Nov. 21, 2013, 11:57 p.m.
Posts: 1713
Joined: Dec. 31, 2006

On the topic of pump… does anyone have some good exercises to get rid of arm pump? It gets pretty bad for me on the longer descents.

Nov. 22, 2013, 8:42 a.m.
Posts: 1584
Joined: June 20, 2003

I'm a fairly strong climber, but biologicaly I seem to be more of a slow-twitch person than a fast-twitch one.

Too funny… I think I'm the exact opposite of you. I'm relatively strong but struggle at climbing, both long distance and pace. Must be the slow-twitch/ fast-twitch muscle thing.

How does one counter that??

Nov. 22, 2013, 11:20 a.m.
Posts: 1112
Joined: Nov. 23, 2002

On the topic of pump… does anyone have some good exercises to get rid of arm pump? It gets pretty bad for me on the longer descents.

the quick answer is working on forearm muscular endurance. increasing forearm strength will also help as your baseline strength increases your endurance at lower strength levels will also go up.

so wrist curls with your hands in a pronated position; sit down with your forearms resting on your thighs so that your palms are facing the floor. use dumbells and i'd suggest a rep range of 15, 9, 5, 9. do this twice a week in your training program.

some of your other goals will help as well, incl the pull-ups.

context is everything

Nov. 22, 2013, 11:33 a.m.
Posts: 433
Joined: Jan. 31, 2005

the quick answer is working on forearm muscular endurance. increasing forearm strength will also help as your baseline strength increases your endurance at lower strength levels will also go up.

so wrist curls with your hands in a pronated position; sit down with your forearms resting on your thighs so that your palms are facing the floor. use dumbells and i'd suggest a rep range of 15, 9, 5, 9. do this twice a week in your training program.

some of your other goals will help as well, incl the pull-ups.

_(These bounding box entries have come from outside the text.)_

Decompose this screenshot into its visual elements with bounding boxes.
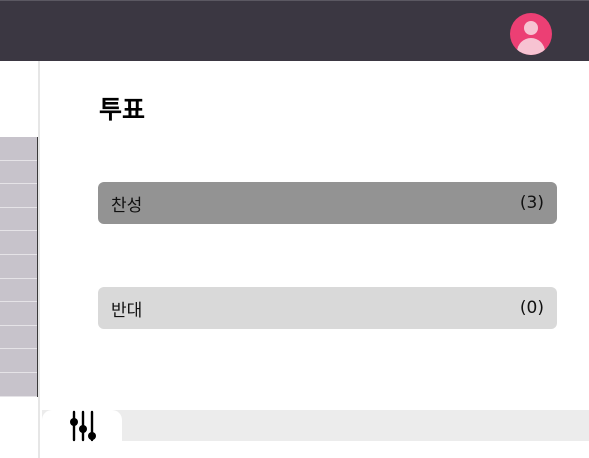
list-item[interactable]	[0, 279, 37, 303]
user-avatar-icon[interactable]	[510, 13, 552, 55]
vote-count: (3)	[519, 193, 544, 213]
top-bar	[0, 0, 589, 61]
list-item[interactable]	[0, 161, 37, 185]
list-item[interactable]	[0, 326, 37, 350]
list-item[interactable]	[0, 255, 37, 279]
left-list	[0, 137, 38, 397]
vote-option-agree[interactable]: 찬성 (3)	[98, 182, 557, 224]
bottom-tab-bar	[42, 410, 589, 441]
vote-option-label: 찬성	[111, 195, 143, 216]
list-item[interactable]	[0, 137, 37, 161]
page-title: 투표	[99, 95, 146, 124]
vote-option-disagree[interactable]: 반대 (0)	[98, 287, 557, 329]
vote-count: (0)	[519, 298, 544, 318]
list-item[interactable]	[0, 373, 37, 397]
list-item[interactable]	[0, 302, 37, 326]
vote-option-label: 반대	[111, 300, 143, 321]
list-item[interactable]	[0, 184, 37, 208]
list-item[interactable]	[0, 208, 37, 232]
list-item[interactable]	[0, 349, 37, 373]
sliders-icon	[70, 410, 96, 442]
list-item[interactable]	[0, 231, 37, 255]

I think it's more effective to train the grip more dynamically. Farmer carries, high-volume kettlebell swings, lots of barbell work work including lots of deadlifts and cleans, pull-ups (both dynamic and static).

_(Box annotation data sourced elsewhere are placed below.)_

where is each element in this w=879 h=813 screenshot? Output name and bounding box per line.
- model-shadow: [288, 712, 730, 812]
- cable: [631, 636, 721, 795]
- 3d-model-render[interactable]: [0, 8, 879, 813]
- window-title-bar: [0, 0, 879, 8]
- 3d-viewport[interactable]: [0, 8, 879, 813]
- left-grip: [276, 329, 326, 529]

An example of how this might look would be a dumbell Bear complex. There are lots of variations of this sort of idea: On every minute do: 5 dumbell deadlifts, 5 dumbell cleans, 5 dumbell overhead presses without putting the weight down. For 20 minutes. If you can get your reps done in significantly less than 30s per round you went too light.

Heavy farmer carries are awesome for this too. See if you can walk 500m with a 60lb dumbell in each hand (with good posture). Or go heavier. Or go further.

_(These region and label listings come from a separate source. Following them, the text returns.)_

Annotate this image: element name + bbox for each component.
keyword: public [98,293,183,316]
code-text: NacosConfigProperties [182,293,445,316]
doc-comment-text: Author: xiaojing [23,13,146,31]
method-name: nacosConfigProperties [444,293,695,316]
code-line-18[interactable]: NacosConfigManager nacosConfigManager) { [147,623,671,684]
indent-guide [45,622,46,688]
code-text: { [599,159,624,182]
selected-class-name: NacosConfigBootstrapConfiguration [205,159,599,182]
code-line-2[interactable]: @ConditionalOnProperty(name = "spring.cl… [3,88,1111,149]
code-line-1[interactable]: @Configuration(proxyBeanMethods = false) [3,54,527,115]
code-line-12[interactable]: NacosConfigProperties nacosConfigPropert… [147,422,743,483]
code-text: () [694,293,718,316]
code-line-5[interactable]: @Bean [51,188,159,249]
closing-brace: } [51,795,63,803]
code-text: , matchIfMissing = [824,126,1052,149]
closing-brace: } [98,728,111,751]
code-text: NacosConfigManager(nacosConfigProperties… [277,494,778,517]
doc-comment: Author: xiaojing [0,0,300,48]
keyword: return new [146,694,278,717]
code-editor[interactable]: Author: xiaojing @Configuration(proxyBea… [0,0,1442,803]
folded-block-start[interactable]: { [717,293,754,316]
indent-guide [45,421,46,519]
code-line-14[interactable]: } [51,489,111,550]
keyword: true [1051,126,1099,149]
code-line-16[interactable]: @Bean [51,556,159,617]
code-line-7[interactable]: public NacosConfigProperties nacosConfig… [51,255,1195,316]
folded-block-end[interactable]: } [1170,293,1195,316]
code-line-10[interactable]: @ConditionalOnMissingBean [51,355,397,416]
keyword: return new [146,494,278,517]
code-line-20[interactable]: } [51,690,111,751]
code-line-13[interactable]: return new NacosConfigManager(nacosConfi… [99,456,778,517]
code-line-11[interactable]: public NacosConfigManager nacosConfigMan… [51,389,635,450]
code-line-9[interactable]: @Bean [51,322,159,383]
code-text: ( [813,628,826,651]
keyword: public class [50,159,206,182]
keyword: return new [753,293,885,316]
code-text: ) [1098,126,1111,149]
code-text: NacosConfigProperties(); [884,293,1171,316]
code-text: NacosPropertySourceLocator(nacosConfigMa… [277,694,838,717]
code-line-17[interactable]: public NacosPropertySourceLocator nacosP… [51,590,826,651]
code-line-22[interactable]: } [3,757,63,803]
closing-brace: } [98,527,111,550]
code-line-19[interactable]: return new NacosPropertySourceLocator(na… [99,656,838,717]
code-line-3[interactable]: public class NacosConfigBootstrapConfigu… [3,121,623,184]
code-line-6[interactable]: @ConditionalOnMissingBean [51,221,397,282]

Or 200 kettlebell swings in a row?

I would always rather have my grip training come in tandem with other training. It trains you to be mindful of your grip while you're under duress (just as it would be when riding).

There's nothing better than an Orangina after cheating death with Digger.

Nov. 22, 2013, 12:07 p.m.
Posts: 1112
Joined: Nov. 23, 2002

i agree, but for something quick an easy to work into an existing routine some pronated wrist curls will specifically target what Kever is after and only add 5 minutes to his workout.

all your other suggestions are great and reflect the idea of training the body as a whole which the way it should be done. i've enver had arm pump issues and that comes from ding things like deadlifts, cleans, pull-ups, rows, etc on a regular basis. all these types of exercises are effective for developing grip strength, but sometimes it does pay to target specific areas if the need is there.